Materials Informatics: Data- and Knowledge-Driven Materials Science

Today, many critical technological applications, including energy, electronics, security and environment, that drive the modern world rely on the design and discovery of advanced materials. Typically, these materials are multicomponent by design and have enormous complexities at the atomic and mesoscale level. Therefore, predictive computational strategies that identify promising candidates with desired response for experimental synthesis and characterization has the potential to accelerate the discovery and realization of new materials at scale. Our interest is to build a transformative materials-by-design research program that leverages the state-of-the-art computational and experimental infrastructure to address grand challenge problems, including (but not limited to) clean energy and additive manufacturing, enabling key technological breakthroughs to foster new materials innovation. In the process, it is envisioned that our work will lay the foundation for an information science driven materials design and discovery approach that takes into account the existing empirical data (big or small), physical models, inference methods and computer simulation tools in pursuit of accelerating the design and discovery of new materials. Currently our three major research thrust areas are density functional theory, machine learning, and optimal learning.

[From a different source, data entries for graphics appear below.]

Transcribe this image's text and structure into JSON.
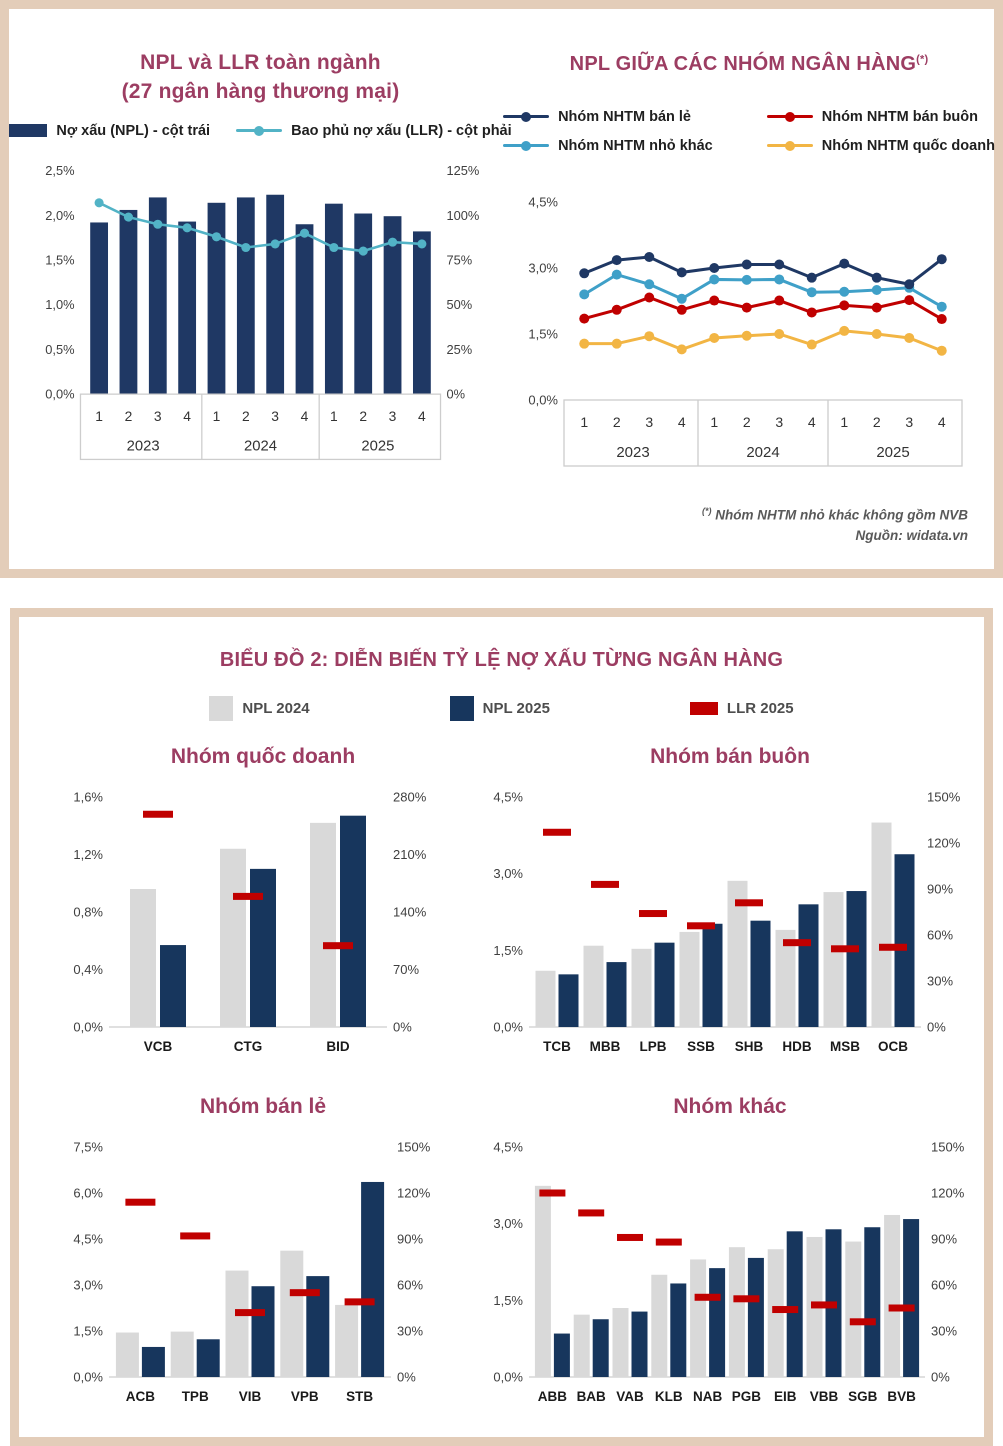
{
  "colors": {
    "maroon_title": "#9C3D62",
    "navy": "#1F3864",
    "navy_dark": "#17365D",
    "teal": "#52B3C6",
    "light_blue": "#3FA0C8",
    "red": "#C00000",
    "yellow": "#F2B544",
    "gray_bar": "#D9D9D9",
    "panel_border": "#E3CDB9",
    "axis_text": "#3F3F3F",
    "axis_line": "#CDCDCD"
  },
  "panel_top": {
    "chart_industry": {
      "title_line1": "NPL và LLR toàn ngành",
      "title_line2": "(27 ngân hàng thương mại)",
      "legend": [
        {
          "label": "Nợ xấu (NPL) - cột trái",
          "color": "#1F3864",
          "marker": "bar"
        },
        {
          "label": "Bao phủ nợ xấu (LLR) - cột phải",
          "color": "#52B3C6",
          "marker": "line"
        }
      ]
    },
    "chart_groups": {
      "title": "NPL GIỮA CÁC NHÓM NGÂN HÀNG",
      "title_sup": "(*)",
      "legend": [
        {
          "label": "Nhóm NHTM bán lẻ",
          "color": "#1F3864",
          "marker": "line"
        },
        {
          "label": "Nhóm NHTM bán buôn",
          "color": "#C00000",
          "marker": "line"
        },
        {
          "label": "Nhóm NHTM nhỏ khác",
          "color": "#3FA0C8",
          "marker": "line"
        },
        {
          "label": "Nhóm NHTM quốc doanh",
          "color": "#F2B544",
          "marker": "line"
        }
      ]
    },
    "footnote_marker": "(*)",
    "footnote_text": " Nhóm NHTM nhỏ khác không gồm NVB",
    "source": "Nguồn: widata.vn"
  },
  "panel_bottom": {
    "title": "BIỂU ĐỒ 2: DIỄN BIẾN TỶ LỆ NỢ XẤU TỪNG NGÂN HÀNG",
    "legend": [
      {
        "label": "NPL 2024",
        "color": "#D9D9D9",
        "marker": "vbar"
      },
      {
        "label": "NPL 2025",
        "color": "#17365D",
        "marker": "vbar"
      },
      {
        "label": "LLR 2025",
        "color": "#C00000",
        "marker": "dash"
      }
    ]
  },
  "chart_data": [
    {
      "id": "industry",
      "type": "combo",
      "title": "NPL và LLR toàn ngành (27 ngân hàng thương mại)",
      "x_groups": [
        {
          "year": "2023",
          "quarters": [
            "1",
            "2",
            "3",
            "4"
          ]
        },
        {
          "year": "2024",
          "quarters": [
            "1",
            "2",
            "3",
            "4"
          ]
        },
        {
          "year": "2025",
          "quarters": [
            "1",
            "2",
            "3",
            "4"
          ]
        }
      ],
      "bar_series": {
        "name": "Nợ xấu (NPL) - cột trái",
        "axis": "left",
        "color": "#1F3864",
        "values": [
          1.92,
          2.06,
          2.2,
          1.93,
          2.14,
          2.2,
          2.23,
          1.9,
          2.13,
          2.02,
          1.99,
          1.82
        ]
      },
      "line_series": {
        "name": "Bao phủ nợ xấu (LLR) - cột phải",
        "axis": "right",
        "color": "#52B3C6",
        "values": [
          107,
          99,
          95,
          93,
          88,
          82,
          84,
          90,
          82,
          80,
          85,
          84
        ]
      },
      "left_axis": {
        "max": 2.5,
        "ticks": [
          {
            "v": 0,
            "label": "0,0%"
          },
          {
            "v": 0.5,
            "label": "0,5%"
          },
          {
            "v": 1,
            "label": "1,0%"
          },
          {
            "v": 1.5,
            "label": "1,5%"
          },
          {
            "v": 2,
            "label": "2,0%"
          },
          {
            "v": 2.5,
            "label": "2,5%"
          }
        ]
      },
      "right_axis": {
        "max": 125,
        "ticks": [
          {
            "v": 0,
            "label": "0%"
          },
          {
            "v": 25,
            "label": "25%"
          },
          {
            "v": 50,
            "label": "50%"
          },
          {
            "v": 75,
            "label": "75%"
          },
          {
            "v": 100,
            "label": "100%"
          },
          {
            "v": 125,
            "label": "125%"
          }
        ]
      }
    },
    {
      "id": "groups",
      "type": "line",
      "title": "NPL GIỮA CÁC NHÓM NGÂN HÀNG (*)",
      "x_groups": [
        {
          "year": "2023",
          "quarters": [
            "1",
            "2",
            "3",
            "4"
          ]
        },
        {
          "year": "2024",
          "quarters": [
            "1",
            "2",
            "3",
            "4"
          ]
        },
        {
          "year": "2025",
          "quarters": [
            "1",
            "2",
            "3",
            "4"
          ]
        }
      ],
      "series": [
        {
          "name": "Nhóm NHTM bán lẻ",
          "color": "#1F3864",
          "values": [
            2.88,
            3.18,
            3.25,
            2.9,
            3.0,
            3.08,
            3.08,
            2.78,
            3.1,
            2.78,
            2.63,
            3.2
          ]
        },
        {
          "name": "Nhóm NHTM bán buôn",
          "color": "#C00000",
          "values": [
            1.85,
            2.05,
            2.33,
            2.05,
            2.26,
            2.1,
            2.26,
            1.99,
            2.15,
            2.1,
            2.27,
            1.84
          ]
        },
        {
          "name": "Nhóm NHTM nhỏ khác",
          "color": "#3FA0C8",
          "values": [
            2.4,
            2.85,
            2.63,
            2.3,
            2.74,
            2.73,
            2.74,
            2.45,
            2.46,
            2.5,
            2.55,
            2.12
          ]
        },
        {
          "name": "Nhóm NHTM quốc doanh",
          "color": "#F2B544",
          "values": [
            1.28,
            1.28,
            1.45,
            1.15,
            1.41,
            1.46,
            1.5,
            1.26,
            1.57,
            1.5,
            1.41,
            1.12
          ]
        }
      ],
      "left_axis": {
        "max": 4.5,
        "ticks": [
          {
            "v": 0,
            "label": "0,0%"
          },
          {
            "v": 1.5,
            "label": "1,5%"
          },
          {
            "v": 3,
            "label": "3,0%"
          },
          {
            "v": 4.5,
            "label": "4,5%"
          }
        ]
      }
    },
    {
      "id": "quoc-doanh",
      "type": "grouped-bar",
      "title": "Nhóm quốc doanh",
      "categories": [
        "VCB",
        "CTG",
        "BID"
      ],
      "series": [
        {
          "name": "NPL 2024",
          "axis": "left",
          "color": "#D9D9D9",
          "values": [
            0.96,
            1.24,
            1.42
          ]
        },
        {
          "name": "NPL 2025",
          "axis": "left",
          "color": "#17365D",
          "values": [
            0.57,
            1.1,
            1.47
          ]
        },
        {
          "name": "LLR 2025",
          "axis": "right",
          "color": "#C00000",
          "style": "dash",
          "values": [
            259,
            159,
            99
          ]
        }
      ],
      "left_axis": {
        "max": 1.6,
        "ticks": [
          {
            "v": 0,
            "label": "0,0%"
          },
          {
            "v": 0.4,
            "label": "0,4%"
          },
          {
            "v": 0.8,
            "label": "0,8%"
          },
          {
            "v": 1.2,
            "label": "1,2%"
          },
          {
            "v": 1.6,
            "label": "1,6%"
          }
        ]
      },
      "right_axis": {
        "max": 280,
        "ticks": [
          {
            "v": 0,
            "label": "0%"
          },
          {
            "v": 70,
            "label": "70%"
          },
          {
            "v": 140,
            "label": "140%"
          },
          {
            "v": 210,
            "label": "210%"
          },
          {
            "v": 280,
            "label": "280%"
          }
        ]
      }
    },
    {
      "id": "ban-buon",
      "type": "grouped-bar",
      "title": "Nhóm bán buôn",
      "categories": [
        "TCB",
        "MBB",
        "LPB",
        "SSB",
        "SHB",
        "HDB",
        "MSB",
        "OCB"
      ],
      "series": [
        {
          "name": "NPL 2024",
          "axis": "left",
          "color": "#D9D9D9",
          "values": [
            1.1,
            1.59,
            1.53,
            1.86,
            2.86,
            1.9,
            2.64,
            4.0
          ]
        },
        {
          "name": "NPL 2025",
          "axis": "left",
          "color": "#17365D",
          "values": [
            1.03,
            1.27,
            1.65,
            2.02,
            2.08,
            2.4,
            2.66,
            3.38
          ]
        },
        {
          "name": "LLR 2025",
          "axis": "right",
          "color": "#C00000",
          "style": "dash",
          "values": [
            127,
            93,
            74,
            66,
            81,
            55,
            51,
            52
          ]
        }
      ],
      "left_axis": {
        "max": 4.5,
        "ticks": [
          {
            "v": 0,
            "label": "0,0%"
          },
          {
            "v": 1.5,
            "label": "1,5%"
          },
          {
            "v": 3,
            "label": "3,0%"
          },
          {
            "v": 4.5,
            "label": "4,5%"
          }
        ]
      },
      "right_axis": {
        "max": 150,
        "ticks": [
          {
            "v": 0,
            "label": "0%"
          },
          {
            "v": 30,
            "label": "30%"
          },
          {
            "v": 60,
            "label": "60%"
          },
          {
            "v": 90,
            "label": "90%"
          },
          {
            "v": 120,
            "label": "120%"
          },
          {
            "v": 150,
            "label": "150%"
          }
        ]
      }
    },
    {
      "id": "ban-le",
      "type": "grouped-bar",
      "title": "Nhóm bán lẻ",
      "categories": [
        "ACB",
        "TPB",
        "VIB",
        "VPB",
        "STB"
      ],
      "series": [
        {
          "name": "NPL 2024",
          "axis": "left",
          "color": "#D9D9D9",
          "values": [
            1.45,
            1.48,
            3.47,
            4.12,
            2.35
          ]
        },
        {
          "name": "NPL 2025",
          "axis": "left",
          "color": "#17365D",
          "values": [
            0.98,
            1.23,
            2.96,
            3.29,
            6.36
          ]
        },
        {
          "name": "LLR 2025",
          "axis": "right",
          "color": "#C00000",
          "style": "dash",
          "values": [
            114,
            92,
            42,
            55,
            49
          ]
        }
      ],
      "left_axis": {
        "max": 7.5,
        "ticks": [
          {
            "v": 0,
            "label": "0,0%"
          },
          {
            "v": 1.5,
            "label": "1,5%"
          },
          {
            "v": 3,
            "label": "3,0%"
          },
          {
            "v": 4.5,
            "label": "4,5%"
          },
          {
            "v": 6,
            "label": "6,0%"
          },
          {
            "v": 7.5,
            "label": "7,5%"
          }
        ]
      },
      "right_axis": {
        "max": 150,
        "ticks": [
          {
            "v": 0,
            "label": "0%"
          },
          {
            "v": 30,
            "label": "30%"
          },
          {
            "v": 60,
            "label": "60%"
          },
          {
            "v": 90,
            "label": "90%"
          },
          {
            "v": 120,
            "label": "120%"
          },
          {
            "v": 150,
            "label": "150%"
          }
        ]
      }
    },
    {
      "id": "khac",
      "type": "grouped-bar",
      "title": "Nhóm khác",
      "categories": [
        "ABB",
        "BAB",
        "VAB",
        "KLB",
        "NAB",
        "PGB",
        "EIB",
        "VBB",
        "SGB",
        "BVB"
      ],
      "series": [
        {
          "name": "NPL 2024",
          "axis": "left",
          "color": "#D9D9D9",
          "values": [
            3.74,
            1.22,
            1.35,
            2.0,
            2.3,
            2.54,
            2.5,
            2.74,
            2.65,
            3.17
          ]
        },
        {
          "name": "NPL 2025",
          "axis": "left",
          "color": "#17365D",
          "values": [
            0.85,
            1.13,
            1.28,
            1.83,
            2.13,
            2.33,
            2.85,
            2.89,
            2.93,
            3.09
          ]
        },
        {
          "name": "LLR 2025",
          "axis": "right",
          "color": "#C00000",
          "style": "dash",
          "values": [
            120,
            107,
            91,
            88,
            52,
            51,
            44,
            47,
            36,
            45
          ]
        }
      ],
      "left_axis": {
        "max": 4.5,
        "ticks": [
          {
            "v": 0,
            "label": "0,0%"
          },
          {
            "v": 1.5,
            "label": "1,5%"
          },
          {
            "v": 3,
            "label": "3,0%"
          },
          {
            "v": 4.5,
            "label": "4,5%"
          }
        ]
      },
      "right_axis": {
        "max": 150,
        "ticks": [
          {
            "v": 0,
            "label": "0%"
          },
          {
            "v": 30,
            "label": "30%"
          },
          {
            "v": 60,
            "label": "60%"
          },
          {
            "v": 90,
            "label": "90%"
          },
          {
            "v": 120,
            "label": "120%"
          },
          {
            "v": 150,
            "label": "150%"
          }
        ]
      }
    }
  ]
}
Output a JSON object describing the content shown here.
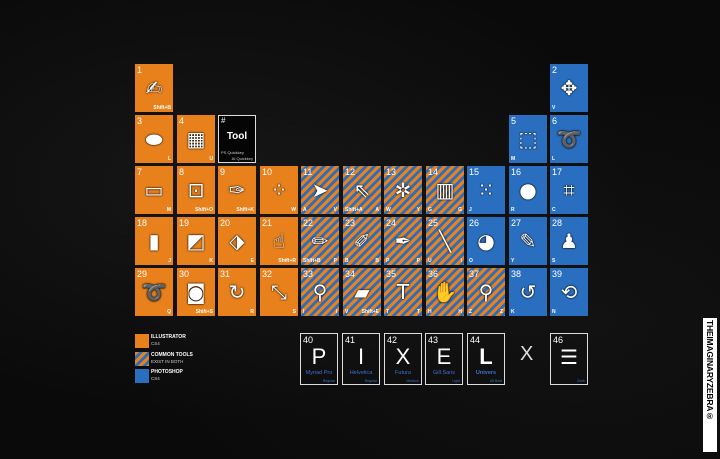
{
  "colors": {
    "illustrator": "#e8801c",
    "photoshop": "#2a6fbf",
    "background": "#0a0a0a"
  },
  "key_cell": {
    "hash": "#",
    "title": "Tool",
    "ps_label": "PS Quickkey",
    "ai_label": "AI Quickkey"
  },
  "elements": [
    {
      "n": "1",
      "type": "ai",
      "icon": "blob-brush-icon",
      "col": 0,
      "row": 0,
      "kr": "Shift+B"
    },
    {
      "n": "2",
      "type": "ps",
      "icon": "move-icon",
      "col": 10,
      "row": 0,
      "kl": "V"
    },
    {
      "n": "3",
      "type": "ai",
      "icon": "ellipse-icon",
      "col": 0,
      "row": 1,
      "kr": "L"
    },
    {
      "n": "4",
      "type": "ai",
      "icon": "live-paint-icon",
      "col": 1,
      "row": 1,
      "kr": "U"
    },
    {
      "n": "5",
      "type": "ps",
      "icon": "marquee-icon",
      "col": 9,
      "row": 1,
      "kl": "M"
    },
    {
      "n": "6",
      "type": "ps",
      "icon": "lasso-icon",
      "col": 10,
      "row": 1,
      "kl": "L"
    },
    {
      "n": "7",
      "type": "ai",
      "icon": "rectangle-icon",
      "col": 0,
      "row": 2,
      "kr": "M"
    },
    {
      "n": "8",
      "type": "ai",
      "icon": "transform-icon",
      "col": 1,
      "row": 2,
      "kr": "Shift+O"
    },
    {
      "n": "9",
      "type": "ai",
      "icon": "knife-icon",
      "col": 2,
      "row": 2,
      "kr": "Shift+K"
    },
    {
      "n": "10",
      "type": "ai",
      "icon": "blend-icon",
      "col": 3,
      "row": 2,
      "kr": "W"
    },
    {
      "n": "11",
      "type": "both",
      "icon": "selection-icon",
      "col": 4,
      "row": 2,
      "kl": "A",
      "kr": "V"
    },
    {
      "n": "12",
      "type": "both",
      "icon": "direct-selection-icon",
      "col": 5,
      "row": 2,
      "kl": "Shift+A",
      "kr": "A"
    },
    {
      "n": "13",
      "type": "both",
      "icon": "magic-wand-icon",
      "col": 6,
      "row": 2,
      "kl": "W",
      "kr": "Y"
    },
    {
      "n": "14",
      "type": "both",
      "icon": "gradient-icon",
      "col": 7,
      "row": 2,
      "kl": "G",
      "kr": "G"
    },
    {
      "n": "15",
      "type": "ps",
      "icon": "healing-brush-icon",
      "col": 8,
      "row": 2,
      "kl": "J"
    },
    {
      "n": "16",
      "type": "ps",
      "icon": "blur-icon",
      "col": 9,
      "row": 2,
      "kl": "R"
    },
    {
      "n": "17",
      "type": "ps",
      "icon": "crop-icon",
      "col": 10,
      "row": 2,
      "kl": "C"
    },
    {
      "n": "18",
      "type": "ai",
      "icon": "graph-icon",
      "col": 0,
      "row": 3,
      "kr": "J"
    },
    {
      "n": "19",
      "type": "ai",
      "icon": "live-paint-bucket-icon",
      "col": 1,
      "row": 3,
      "kr": "K"
    },
    {
      "n": "20",
      "type": "ai",
      "icon": "perspective-grid-icon",
      "col": 2,
      "row": 3,
      "kr": "E"
    },
    {
      "n": "21",
      "type": "ai",
      "icon": "warp-icon",
      "col": 3,
      "row": 3,
      "kr": "Shift+R"
    },
    {
      "n": "22",
      "type": "both",
      "icon": "pencil-icon",
      "col": 4,
      "row": 3,
      "kl": "Shift+B",
      "kr": "P"
    },
    {
      "n": "23",
      "type": "both",
      "icon": "brush-icon",
      "col": 5,
      "row": 3,
      "kl": "B",
      "kr": "B"
    },
    {
      "n": "24",
      "type": "both",
      "icon": "pen-icon",
      "col": 6,
      "row": 3,
      "kl": "P",
      "kr": "P"
    },
    {
      "n": "25",
      "type": "both",
      "icon": "line-icon",
      "col": 7,
      "row": 3,
      "kl": "U",
      "kr": "\\"
    },
    {
      "n": "26",
      "type": "ps",
      "icon": "dodge-icon",
      "col": 8,
      "row": 3,
      "kl": "O"
    },
    {
      "n": "27",
      "type": "ps",
      "icon": "history-brush-icon",
      "col": 9,
      "row": 3,
      "kl": "Y"
    },
    {
      "n": "28",
      "type": "ps",
      "icon": "clone-stamp-icon",
      "col": 10,
      "row": 3,
      "kl": "S"
    },
    {
      "n": "29",
      "type": "ai",
      "icon": "lasso-select-icon",
      "col": 0,
      "row": 4,
      "kr": "Q"
    },
    {
      "n": "30",
      "type": "ai",
      "icon": "symbol-sprayer-icon",
      "col": 1,
      "row": 4,
      "kr": "Shift+S"
    },
    {
      "n": "31",
      "type": "ai",
      "icon": "rotate-icon",
      "col": 2,
      "row": 4,
      "kr": "R"
    },
    {
      "n": "32",
      "type": "ai",
      "icon": "scale-icon",
      "col": 3,
      "row": 4,
      "kr": "S"
    },
    {
      "n": "33",
      "type": "both",
      "icon": "eyedropper-icon",
      "col": 4,
      "row": 4,
      "kl": "I",
      "kr": "I"
    },
    {
      "n": "34",
      "type": "both",
      "icon": "eraser-icon",
      "col": 5,
      "row": 4,
      "kl": "V",
      "kr": "Shift+E"
    },
    {
      "n": "35",
      "type": "both",
      "icon": "type-icon",
      "col": 6,
      "row": 4,
      "kl": "T",
      "kr": "T"
    },
    {
      "n": "36",
      "type": "both",
      "icon": "hand-icon",
      "col": 7,
      "row": 4,
      "kl": "H",
      "kr": "H"
    },
    {
      "n": "37",
      "type": "both",
      "icon": "zoom-icon",
      "col": 8,
      "row": 4,
      "kl": "Z",
      "kr": "Z"
    },
    {
      "n": "38",
      "type": "ps",
      "icon": "3d-rotate-icon",
      "col": 9,
      "row": 4,
      "kl": "K"
    },
    {
      "n": "39",
      "type": "ps",
      "icon": "3d-camera-icon",
      "col": 10,
      "row": 4,
      "kl": "N"
    }
  ],
  "legend": [
    {
      "title": "ILLUSTRATOR",
      "sub": "CS4",
      "type": "ai"
    },
    {
      "title": "COMMON TOOLS",
      "sub": "EXIST IN BOTH",
      "type": "both"
    },
    {
      "title": "PHOTOSHOP",
      "sub": "CS4",
      "type": "ps"
    }
  ],
  "fonts": [
    {
      "n": "40",
      "letter": "P",
      "font": "Myriad Pro",
      "weight": "Regular"
    },
    {
      "n": "41",
      "letter": "I",
      "font": "Helvetica",
      "weight": "Regular"
    },
    {
      "n": "42",
      "letter": "X",
      "font": "Futura",
      "weight": "Medium"
    },
    {
      "n": "43",
      "letter": "E",
      "font": "Gill Sans",
      "weight": "Light"
    },
    {
      "n": "44",
      "letter": "L",
      "font": "Univers",
      "weight": "65 Bold"
    }
  ],
  "x_symbol": "X",
  "zebra_cell": {
    "n": "46",
    "icon": "zebra-icon",
    "label": "Zeeb"
  },
  "logo": "THEIMAGINARYZEBRA®"
}
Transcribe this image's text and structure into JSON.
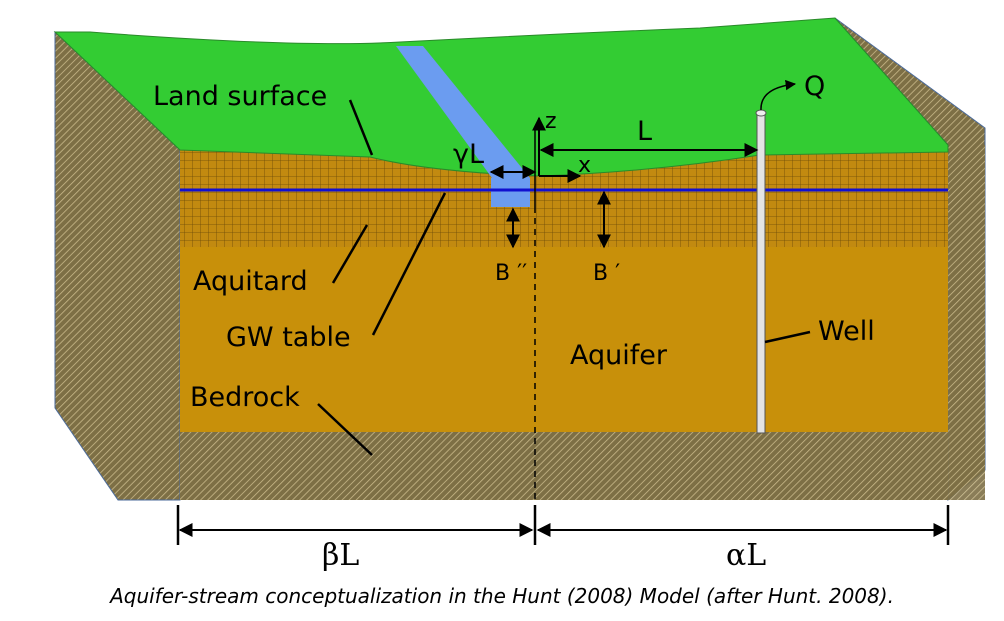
{
  "labels": {
    "land_surface": "Land surface",
    "aquitard": "Aquitard",
    "gw_table": "GW table",
    "bedrock": "Bedrock",
    "aquifer": "Aquifer",
    "well": "Well",
    "q": "Q",
    "z": "z",
    "x": "x",
    "l": "L",
    "gamma_l": "γL",
    "b_double_prime": "B ′′",
    "b_prime": "B ′",
    "beta_l": "βL",
    "alpha_l": "αL"
  },
  "caption": "Aquifer-stream conceptualization in the Hunt (2008) Model (after Hunt. 2008).",
  "colors": {
    "land": "#33cc33",
    "stream": "#6b9cf0",
    "aquitard": "#c28a10",
    "aquifer": "#c8900a",
    "bedrock": "#8a7a52",
    "water_table": "#1010d0",
    "well": "#e4e4e4"
  }
}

  • Density Functional Theory

    Density Functional Theory

    Computational methods based on density functional theory (DFT) that calculate the electronic structure of solids have been pivotal to accelerate the search and discovery of new materials. In DFT calculations, we calculate the total electronic energy of a solid that can be decomposed into the following terms: total kinetic energy of the electron, total potential energy of the electrons due to the Coulombic attraction to the nuclear center(s), total potential energy due to the average Coulomb repulsion between pairs of electrons, total quantum mechanical exchange energy of the electrons and total correlation energy of the electrons. In our group, we use DFT calculations to determine the ground state properties of solid state materials. We are interested in the electronic structure, magnetic properties, and phononic properties of materials. We employ DFT as implemented in the planewave pseudopotential Quantum ESPRESSO and all electron Wien2k codes in our research

  • Machine Learning

    Machine Learning

    Our interest in data-driven machine learning (ML) methods is to establish a quantitative relationship between the descriptors that represent various aspects of a material and the target material properties. We explore a suite of methods ranging from dimensionality reduction, clustering analysis, classification learning, and regression methods to accomplish the objectives. In addition, we are also exploring Bayesian learning methods when we can leverage domain expertise to constrain our problem. ML methods are especially suitable in materials science applications when either the theory does not exist or the theory is not predictive due to the lack of data all the parameters for the entire chemical space. Although model building is an important task, we are exploring ways to quantify prediction uncertainties in the models. It is the combination of model building and uncertainty quantification that make our approach rigorous and critical for optimal decision making. Most of our work is performed on the programming language R. We are also interested in Python and Matlab.

  • Optimal Learning

    Optimal Learning

    One of the recent advances in the application of ML methods to materials science is its integration with global optimization methods (e.g., efficient global optimization, mean objective cost of uncertainty, and knowledge gradient to name a few) that evaluate the tradeoff between “exploration” (choose the next experiment that has the largest prediction uncertainty) and “exploitation” (choose the next experiment that has the largest predicted mean) in an iterative feedback loop. In the past, it was typical to address the problem of materials discovery from exploiting the ML models (i.e., the “best” predictions based on the arguments of maxima or minima are recommended for the next experiment or calculation). This has been shown to be sub-optimal, especially when the ML models are trained using small data. Optimal learning methods, in an iterative feedback loop, have been shown to rapidly explore the vast search space and accelerate new materials discovery.